En casi tres décadas que separan una manifestación y otra, la indignación se desbordó desde una zona en la capital cubana a más de cuarenta puntos de la Isla. Ya no era un suceso local, sino una sacudida nacional
El 5 de agosto de 1994, cuando ya se había disuelto la protesta y el Malecón era una «zona segura» para la pasarela política, solo entonces, llegó un Fidel Castro enfundado en su uniforme verde olivo, para escuchar los vítores de los contramanifestantes que él mismo había enviado al lugar. Miguel Díaz-Canel protagonizó una escena aún más ridícula cuando le lanzaron una botella desde una azotea en San Antonio de los Baños aquel domingo de hace un año en que intentó remedar la anterior marcha de Castro y sus secuaces. Con miedo a un rechazo mayor, el ingeniero corrió a esconderse en el Palacio de Gobierno, desde donde pronunció la que será por siempre su peor y más famosa frase: «La orden de combate está dada».

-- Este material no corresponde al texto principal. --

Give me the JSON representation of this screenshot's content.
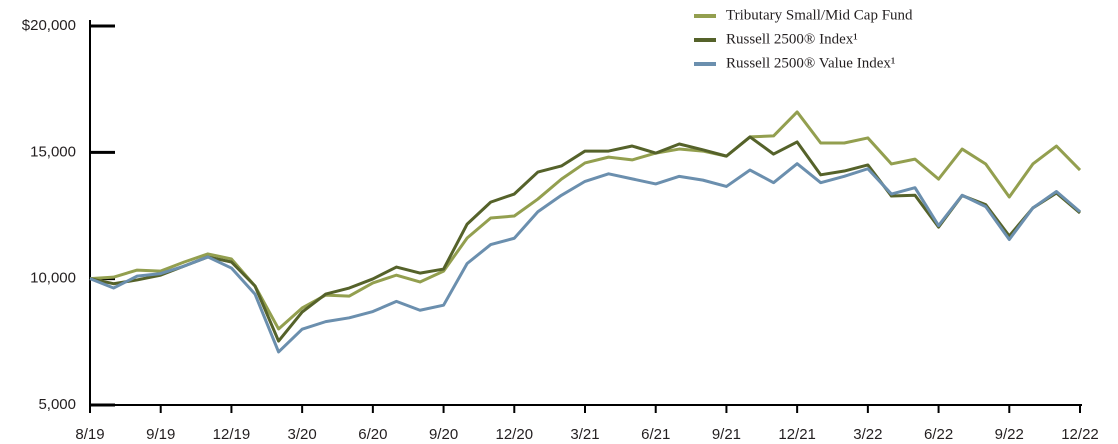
{
  "chart_data": {
    "type": "line",
    "categories": [
      "8/19",
      null,
      null,
      "9/19",
      null,
      null,
      "12/19",
      null,
      null,
      "3/20",
      null,
      null,
      "6/20",
      null,
      null,
      "9/20",
      null,
      null,
      "12/20",
      null,
      null,
      "3/21",
      null,
      null,
      "6/21",
      null,
      null,
      "9/21",
      null,
      null,
      "12/21",
      null,
      null,
      "3/22",
      null,
      null,
      "6/22",
      null,
      null,
      "9/22",
      null,
      null,
      "12/22"
    ],
    "series": [
      {
        "name": "Tributary Small/Mid Cap Fund",
        "color": "#939f4f",
        "values": [
          10000,
          10060,
          10340,
          10300,
          10660,
          10980,
          10780,
          9710,
          8010,
          8840,
          9350,
          9310,
          9830,
          10140,
          9870,
          10300,
          11610,
          12400,
          12480,
          13150,
          13940,
          14580,
          14810,
          14700,
          14970,
          15130,
          15050,
          14850,
          15610,
          15650,
          16600,
          15370,
          15370,
          15570,
          14540,
          14730,
          13940,
          15130,
          14540,
          13230,
          14540,
          15250,
          14300
        ]
      },
      {
        "name": "Russell 2500® Index¹",
        "color": "#55622a",
        "values": [
          10000,
          9800,
          9950,
          10140,
          10500,
          10860,
          10660,
          9710,
          7530,
          8680,
          9390,
          9630,
          9990,
          10460,
          10220,
          10380,
          12160,
          13030,
          13350,
          14220,
          14460,
          15050,
          15050,
          15250,
          14970,
          15330,
          15100,
          14850,
          15610,
          14930,
          15410,
          14110,
          14260,
          14500,
          13270,
          13300,
          12040,
          13290,
          12930,
          11690,
          12800,
          13390,
          12600
        ]
      },
      {
        "name": "Russell 2500® Value Index¹",
        "color": "#6b8fae",
        "values": [
          10000,
          9630,
          10100,
          10200,
          10500,
          10860,
          10420,
          9390,
          7100,
          8000,
          8300,
          8450,
          8700,
          9100,
          8750,
          8950,
          10600,
          11350,
          11600,
          12650,
          13300,
          13850,
          14150,
          13950,
          13750,
          14050,
          13900,
          13650,
          14300,
          13800,
          14550,
          13800,
          14050,
          14350,
          13350,
          13600,
          12100,
          13300,
          12850,
          11550,
          12800,
          13450,
          12650
        ]
      }
    ],
    "ylim": [
      5000,
      20000
    ],
    "yticks": [
      {
        "value": 5000,
        "label": "5,000"
      },
      {
        "value": 10000,
        "label": "10,000"
      },
      {
        "value": 15000,
        "label": "15,000"
      },
      {
        "value": 20000,
        "label": "$20,000"
      }
    ],
    "legend": "top-right"
  }
}
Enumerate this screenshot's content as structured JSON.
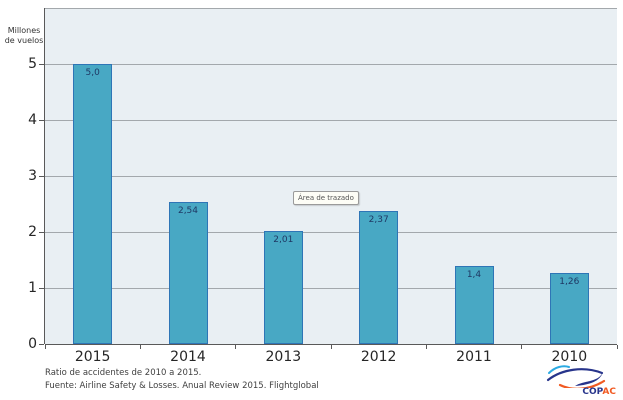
{
  "chart_data": {
    "type": "bar",
    "title": "",
    "y_axis_title_lines": [
      "Millones",
      "de vuelos"
    ],
    "categories": [
      "2015",
      "2014",
      "2013",
      "2012",
      "2011",
      "2010"
    ],
    "values": [
      5.0,
      2.54,
      2.01,
      2.37,
      1.4,
      1.26
    ],
    "value_labels": [
      "5,0",
      "2,54",
      "2,01",
      "2,37",
      "1,4",
      "1,26"
    ],
    "ylim": [
      0,
      6
    ],
    "yticks": [
      0,
      1,
      2,
      3,
      4,
      5
    ],
    "grid": true,
    "legend": "none",
    "plot_bg": "#E9EFF3",
    "gridline_color": "#A3A8AC",
    "axis_color": "#595959",
    "bar_color": "#48A8C4",
    "bar_border_color": "#2E75B6",
    "value_label_color": "#1F3864",
    "tick_label_color": "#262626"
  },
  "tooltip": {
    "label": "Área de trazado"
  },
  "footer": {
    "line1": "Ratio de accidentes de 2010 a 2015.",
    "line2": "Fuente: Airline Safety & Losses. Anual Review 2015. Flightglobal"
  },
  "logo": {
    "text_primary": "COP",
    "text_secondary": "AC",
    "primary_color": "#27348B",
    "secondary_color": "#F15A22",
    "swoosh_blue": "#27348B",
    "swoosh_cyan": "#2BAAE2",
    "swoosh_orange": "#F15A22"
  }
}
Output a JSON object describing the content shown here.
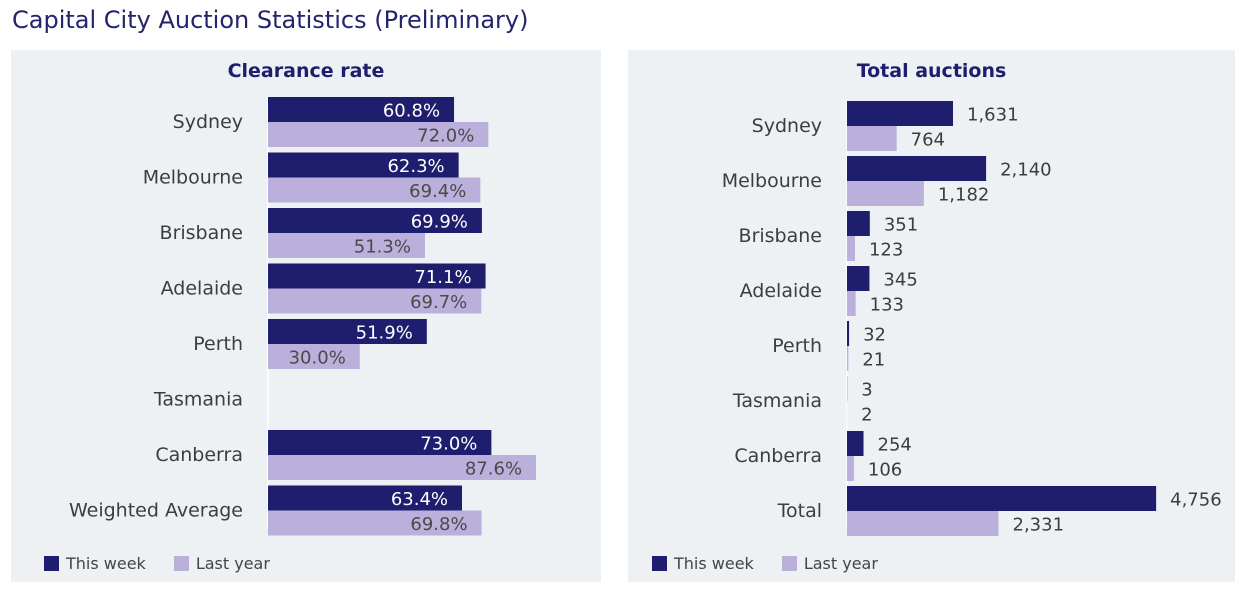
{
  "title": "Capital City Auction Statistics (Preliminary)",
  "colors": {
    "this_week": "#1f1d6e",
    "last_year": "#bbafdb",
    "panel_bg": "#edf1f4"
  },
  "chart_data": [
    {
      "type": "bar",
      "orientation": "horizontal",
      "title": "Clearance rate",
      "categories": [
        "Sydney",
        "Melbourne",
        "Brisbane",
        "Adelaide",
        "Perth",
        "Tasmania",
        "Canberra",
        "Weighted Average"
      ],
      "series": [
        {
          "name": "This week",
          "values": [
            60.8,
            62.3,
            69.9,
            71.1,
            51.9,
            null,
            73.0,
            63.4
          ],
          "labels": [
            "60.8%",
            "62.3%",
            "69.9%",
            "71.1%",
            "51.9%",
            "",
            "73.0%",
            "63.4%"
          ]
        },
        {
          "name": "Last year",
          "values": [
            72.0,
            69.4,
            51.3,
            69.7,
            30.0,
            null,
            87.6,
            69.8
          ],
          "labels": [
            "72.0%",
            "69.4%",
            "51.3%",
            "69.7%",
            "30.0%",
            "",
            "87.6%",
            "69.8%"
          ]
        }
      ],
      "xlim": [
        0,
        100
      ],
      "legend": "bottom-left"
    },
    {
      "type": "bar",
      "orientation": "horizontal",
      "title": "Total auctions",
      "categories": [
        "Sydney",
        "Melbourne",
        "Brisbane",
        "Adelaide",
        "Perth",
        "Tasmania",
        "Canberra",
        "Total"
      ],
      "series": [
        {
          "name": "This week",
          "values": [
            1631,
            2140,
            351,
            345,
            32,
            3,
            254,
            4756
          ],
          "labels": [
            "1,631",
            "2,140",
            "351",
            "345",
            "32",
            "3",
            "254",
            "4,756"
          ]
        },
        {
          "name": "Last year",
          "values": [
            764,
            1182,
            123,
            133,
            21,
            2,
            106,
            2331
          ],
          "labels": [
            "764",
            "1,182",
            "123",
            "133",
            "21",
            "2",
            "106",
            "2,331"
          ]
        }
      ],
      "xlim": [
        0,
        5000
      ],
      "legend": "bottom-left"
    }
  ]
}
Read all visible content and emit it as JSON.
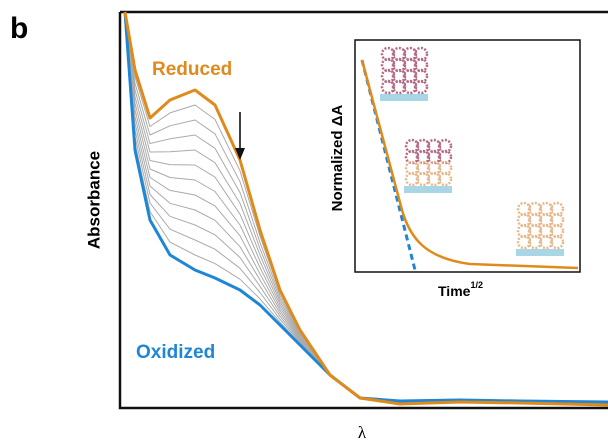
{
  "chart_data": {
    "type": "line",
    "panel_label": "b",
    "x_label": "λ",
    "y_label": "Absorbance",
    "annotations": [
      "Reduced",
      "Oxidized"
    ],
    "inset": {
      "y_label": "Normalized ΔA",
      "x_label": {
        "text": "Time",
        "superscript": "1/2"
      }
    }
  }
}
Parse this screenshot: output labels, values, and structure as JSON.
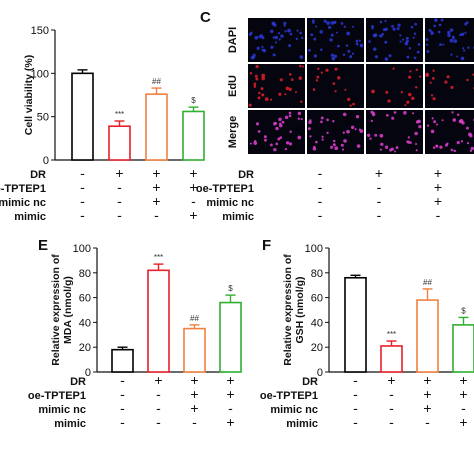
{
  "panels": {
    "c_label": "C",
    "e_label": "E",
    "f_label": "F"
  },
  "treatment_rows": [
    "DR",
    "oe-TPTEP1",
    "mimic nc",
    "mimic"
  ],
  "treatment_marks": [
    [
      "-",
      "+",
      "+",
      "+"
    ],
    [
      "-",
      "-",
      "+",
      "+"
    ],
    [
      "-",
      "-",
      "+",
      "-"
    ],
    [
      "-",
      "-",
      "-",
      "+"
    ]
  ],
  "micro": {
    "rows": [
      "DAPI",
      "EdU",
      "Merge"
    ],
    "marks": [
      [
        "-",
        "+",
        "+",
        "+"
      ],
      [
        "-",
        "-",
        "+",
        "+"
      ],
      [
        "-",
        "-",
        "+",
        "-"
      ],
      [
        "-",
        "-",
        "-",
        "+"
      ]
    ],
    "colors": {
      "dapi": "#2a3ad8",
      "edu": "#e0202a",
      "merge": "#e040d0"
    }
  },
  "bar_colors": [
    "#000000",
    "#e8202a",
    "#f08040",
    "#30b030"
  ],
  "chart_data": [
    {
      "type": "bar",
      "panel": "",
      "ylabel": "Cell viability (%)",
      "ylim": [
        0,
        150
      ],
      "yticks": [
        "0",
        "50",
        "100",
        "150"
      ],
      "values": [
        100,
        39,
        76,
        56
      ],
      "errors": [
        4,
        6,
        7,
        5
      ],
      "significance": [
        "",
        "***",
        "##",
        "$"
      ]
    },
    {
      "type": "bar",
      "panel": "E",
      "ylabel": "Relative expression of MDA (nmol/g)",
      "ylim": [
        0,
        100
      ],
      "yticks": [
        "0",
        "20",
        "40",
        "60",
        "80",
        "100"
      ],
      "values": [
        18,
        82,
        35,
        56
      ],
      "errors": [
        2,
        5,
        3,
        6
      ],
      "significance": [
        "",
        "***",
        "##",
        "$"
      ]
    },
    {
      "type": "bar",
      "panel": "F",
      "ylabel": "Relative expression of GSH (nmol/g)",
      "ylim": [
        0,
        100
      ],
      "yticks": [
        "0",
        "20",
        "40",
        "60",
        "80",
        "100"
      ],
      "values": [
        76,
        21,
        58,
        38
      ],
      "errors": [
        2,
        4,
        9,
        6
      ],
      "significance": [
        "",
        "***",
        "##",
        "$"
      ]
    }
  ]
}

Pero más allá de las diferencias y los cambios notables entre unos manifestantes y otros, hay líneas en común que unen al 11J y su padre, el Maleconazo. El hartazgo de la gente, la incapacidad del modelo político económico para proveer una vida digna, la superación del miedo personal en aras de un bien común y las ansias de un cambio democrático en la Isla son los cromosomas identitarios de ambos momentos. La criatura que está gestándose con ambas experiencias será más sofisticada y poderosa. Esperemos que también sea la definitiva.